Джентри получали огромное удовольствие от своего «проникновения» – ещё одно специальное выражение. Они опробовали сотни способов своего явления и появления на исторической магистрали, приглянувшейся им.

Это могла быть найденная где-то экспедиция – в сознании людей в одночасье всплывала и наливалась красками переводной картинки драматическая история о потерянных героях… или новый пассажир, появившийся после шторма в самой дикой части океана… иногда что-то более необычное – вроде выхода из картины или поездки в смерче – но это не особо поощрялось.

Не стоило травмировать сознание джуни, если на этой дороге их изначально приучили к определённому своду законов природы. Дорога вдруг не поднимается, как волна, не меняет цвет, когда по ней идёт убийца… не сворачивается коконом вокруг решившего измениться человека… дорога не вздымается к небесам, к первому после грозы облаку – если такое не принято, к чему нарушать установленные традиции? Тем паче, коль это не предусмотрено законом? Нарушать закон, это, знаете…

Ну разве что… вот все люди видели один сон: о том, как заводят часы – кто на руке, кто семейные на стене, ну или прыгучие цифры проставляют в своих врушках.

Наутро кто раньше, кто позже смотрят на часы и вспоминают о том, что им следует сделать. О, не подумайте – никаких ужасов, вроде разом вышедших на улицы граждан с нехорошим металлическим блеском в каждой паре глаз.

Просто у каждого оказывалось своё собственное несделанное дело. К тому же, его можно всё равно не делать – вид чисел в циферблате только и всего-навсего напоминал. Семейный старый долг не в счёт… иной раз вспоминалось такое… и откуда взялось? Но почему-то расстраивало. Как это раньше не пришло на ум, что следует по пути на работу свернуть на другую улицу?

Там ничего, впрочем, особенного.
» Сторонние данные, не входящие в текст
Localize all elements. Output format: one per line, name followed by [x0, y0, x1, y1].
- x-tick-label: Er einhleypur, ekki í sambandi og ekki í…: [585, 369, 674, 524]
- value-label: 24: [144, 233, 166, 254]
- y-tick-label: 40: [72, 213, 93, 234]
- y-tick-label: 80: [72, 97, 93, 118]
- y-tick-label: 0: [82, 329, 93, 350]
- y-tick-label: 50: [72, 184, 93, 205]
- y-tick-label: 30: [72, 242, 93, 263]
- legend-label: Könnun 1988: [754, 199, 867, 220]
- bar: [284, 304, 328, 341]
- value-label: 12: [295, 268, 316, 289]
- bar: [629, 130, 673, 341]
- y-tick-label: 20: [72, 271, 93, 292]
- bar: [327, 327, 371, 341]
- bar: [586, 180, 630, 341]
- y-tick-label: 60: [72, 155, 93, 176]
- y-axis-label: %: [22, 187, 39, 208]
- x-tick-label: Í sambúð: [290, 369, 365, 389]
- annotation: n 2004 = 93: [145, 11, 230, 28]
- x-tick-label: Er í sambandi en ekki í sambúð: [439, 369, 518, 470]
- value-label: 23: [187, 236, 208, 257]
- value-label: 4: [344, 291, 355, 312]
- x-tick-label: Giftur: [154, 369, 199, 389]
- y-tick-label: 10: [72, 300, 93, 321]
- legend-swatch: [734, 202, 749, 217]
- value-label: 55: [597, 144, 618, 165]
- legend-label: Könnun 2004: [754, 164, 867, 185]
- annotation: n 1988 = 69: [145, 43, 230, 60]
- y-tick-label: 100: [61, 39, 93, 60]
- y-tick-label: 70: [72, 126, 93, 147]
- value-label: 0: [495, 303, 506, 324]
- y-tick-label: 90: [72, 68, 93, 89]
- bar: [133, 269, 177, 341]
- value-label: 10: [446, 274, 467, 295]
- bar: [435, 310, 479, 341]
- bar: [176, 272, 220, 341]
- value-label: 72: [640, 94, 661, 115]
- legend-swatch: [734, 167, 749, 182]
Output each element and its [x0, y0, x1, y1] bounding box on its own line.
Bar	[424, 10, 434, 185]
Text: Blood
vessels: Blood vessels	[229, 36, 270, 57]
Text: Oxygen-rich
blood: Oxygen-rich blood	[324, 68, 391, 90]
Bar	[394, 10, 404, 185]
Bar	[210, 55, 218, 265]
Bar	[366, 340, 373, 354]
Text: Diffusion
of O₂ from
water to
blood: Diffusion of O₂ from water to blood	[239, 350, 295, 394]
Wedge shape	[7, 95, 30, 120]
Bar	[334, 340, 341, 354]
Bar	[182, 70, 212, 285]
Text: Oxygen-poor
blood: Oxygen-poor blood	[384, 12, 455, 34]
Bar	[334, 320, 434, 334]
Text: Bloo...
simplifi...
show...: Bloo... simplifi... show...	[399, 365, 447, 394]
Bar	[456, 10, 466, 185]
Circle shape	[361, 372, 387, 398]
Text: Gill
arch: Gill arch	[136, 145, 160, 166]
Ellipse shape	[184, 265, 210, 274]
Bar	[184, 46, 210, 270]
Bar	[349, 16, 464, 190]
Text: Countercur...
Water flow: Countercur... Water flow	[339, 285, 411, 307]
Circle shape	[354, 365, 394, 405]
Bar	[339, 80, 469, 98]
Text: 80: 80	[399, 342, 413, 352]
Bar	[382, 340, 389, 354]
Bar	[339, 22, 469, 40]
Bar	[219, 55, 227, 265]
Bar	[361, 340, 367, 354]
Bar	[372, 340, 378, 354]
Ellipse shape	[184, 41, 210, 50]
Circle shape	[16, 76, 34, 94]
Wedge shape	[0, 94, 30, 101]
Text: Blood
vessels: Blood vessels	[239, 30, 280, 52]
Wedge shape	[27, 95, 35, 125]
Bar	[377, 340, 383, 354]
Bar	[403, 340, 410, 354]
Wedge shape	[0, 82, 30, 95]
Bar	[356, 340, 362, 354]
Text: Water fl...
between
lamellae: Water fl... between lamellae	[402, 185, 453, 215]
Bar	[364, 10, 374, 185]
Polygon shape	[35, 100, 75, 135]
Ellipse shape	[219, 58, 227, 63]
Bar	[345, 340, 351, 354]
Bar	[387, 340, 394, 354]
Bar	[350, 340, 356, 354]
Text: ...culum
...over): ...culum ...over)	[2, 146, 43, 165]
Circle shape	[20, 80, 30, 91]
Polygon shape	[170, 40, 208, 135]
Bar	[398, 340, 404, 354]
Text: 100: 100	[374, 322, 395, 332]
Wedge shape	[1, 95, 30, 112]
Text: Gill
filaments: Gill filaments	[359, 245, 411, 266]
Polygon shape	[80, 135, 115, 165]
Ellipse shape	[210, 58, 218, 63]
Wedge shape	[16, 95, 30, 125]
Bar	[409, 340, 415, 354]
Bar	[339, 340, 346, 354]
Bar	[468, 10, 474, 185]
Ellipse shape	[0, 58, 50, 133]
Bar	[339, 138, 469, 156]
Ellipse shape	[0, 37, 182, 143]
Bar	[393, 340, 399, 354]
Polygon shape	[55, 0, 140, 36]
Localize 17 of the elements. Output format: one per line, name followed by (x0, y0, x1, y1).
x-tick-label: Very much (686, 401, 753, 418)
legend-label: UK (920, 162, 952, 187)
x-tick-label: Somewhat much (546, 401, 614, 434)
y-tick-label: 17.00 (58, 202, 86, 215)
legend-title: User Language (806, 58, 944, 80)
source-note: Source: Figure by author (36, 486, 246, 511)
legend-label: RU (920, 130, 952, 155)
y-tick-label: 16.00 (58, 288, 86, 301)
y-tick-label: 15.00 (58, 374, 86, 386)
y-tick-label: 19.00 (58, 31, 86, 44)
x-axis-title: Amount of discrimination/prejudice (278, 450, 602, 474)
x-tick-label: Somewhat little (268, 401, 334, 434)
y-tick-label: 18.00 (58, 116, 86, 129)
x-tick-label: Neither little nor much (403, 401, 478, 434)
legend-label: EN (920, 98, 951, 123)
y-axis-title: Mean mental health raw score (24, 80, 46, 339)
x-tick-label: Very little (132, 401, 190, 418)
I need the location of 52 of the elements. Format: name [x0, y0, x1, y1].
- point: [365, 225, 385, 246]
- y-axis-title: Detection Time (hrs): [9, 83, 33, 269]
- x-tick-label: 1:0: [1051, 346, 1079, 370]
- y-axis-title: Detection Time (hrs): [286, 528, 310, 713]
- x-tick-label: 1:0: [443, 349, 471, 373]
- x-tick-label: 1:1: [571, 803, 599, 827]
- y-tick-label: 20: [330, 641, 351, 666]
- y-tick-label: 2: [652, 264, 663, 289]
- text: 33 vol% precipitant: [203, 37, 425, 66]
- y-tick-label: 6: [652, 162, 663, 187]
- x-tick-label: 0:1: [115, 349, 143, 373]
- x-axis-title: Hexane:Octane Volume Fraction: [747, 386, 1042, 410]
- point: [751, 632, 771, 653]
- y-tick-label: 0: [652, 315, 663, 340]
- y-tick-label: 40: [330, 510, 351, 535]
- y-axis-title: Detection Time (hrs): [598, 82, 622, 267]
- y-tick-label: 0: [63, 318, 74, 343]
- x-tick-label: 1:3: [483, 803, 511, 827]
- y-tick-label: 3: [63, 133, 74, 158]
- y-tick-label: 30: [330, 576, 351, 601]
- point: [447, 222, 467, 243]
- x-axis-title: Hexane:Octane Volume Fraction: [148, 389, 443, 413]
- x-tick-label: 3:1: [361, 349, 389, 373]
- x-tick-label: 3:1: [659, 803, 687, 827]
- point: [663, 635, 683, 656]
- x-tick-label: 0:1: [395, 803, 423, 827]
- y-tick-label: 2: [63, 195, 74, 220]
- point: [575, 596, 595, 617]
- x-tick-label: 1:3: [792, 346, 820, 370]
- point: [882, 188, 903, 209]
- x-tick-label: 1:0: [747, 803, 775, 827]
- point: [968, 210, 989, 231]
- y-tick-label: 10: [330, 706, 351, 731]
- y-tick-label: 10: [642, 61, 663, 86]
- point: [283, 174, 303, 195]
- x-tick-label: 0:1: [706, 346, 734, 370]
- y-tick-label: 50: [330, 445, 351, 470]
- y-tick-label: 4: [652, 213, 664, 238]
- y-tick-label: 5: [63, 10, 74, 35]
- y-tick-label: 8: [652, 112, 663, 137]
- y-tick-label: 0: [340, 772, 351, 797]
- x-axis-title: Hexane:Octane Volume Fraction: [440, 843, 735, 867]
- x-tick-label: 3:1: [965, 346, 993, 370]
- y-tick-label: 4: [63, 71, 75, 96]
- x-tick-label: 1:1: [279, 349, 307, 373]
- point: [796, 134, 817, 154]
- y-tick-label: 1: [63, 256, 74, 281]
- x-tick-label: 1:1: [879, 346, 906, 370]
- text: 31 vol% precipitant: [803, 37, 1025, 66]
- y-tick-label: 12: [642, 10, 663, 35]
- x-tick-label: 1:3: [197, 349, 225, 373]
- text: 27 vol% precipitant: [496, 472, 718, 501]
Так, стоит в оградах вековое дерево – джуни, надо отдать им должное, трепетно уважают этих одноногих молчаливых, которые, кажется, всю-то жизнь наблюдают за джуни или даже присматривают, как кому больше нравится.

На ветвях, пастозно выкрашенных апрелем в небывалый оттенок зелёного, чёрная птица с жёлтым клювом. Птица, кажется, стоит на одной ножке, а другою почёсывается. И всё.

А что?

– Чёрт знает что. – Высказался один вот так свернувший.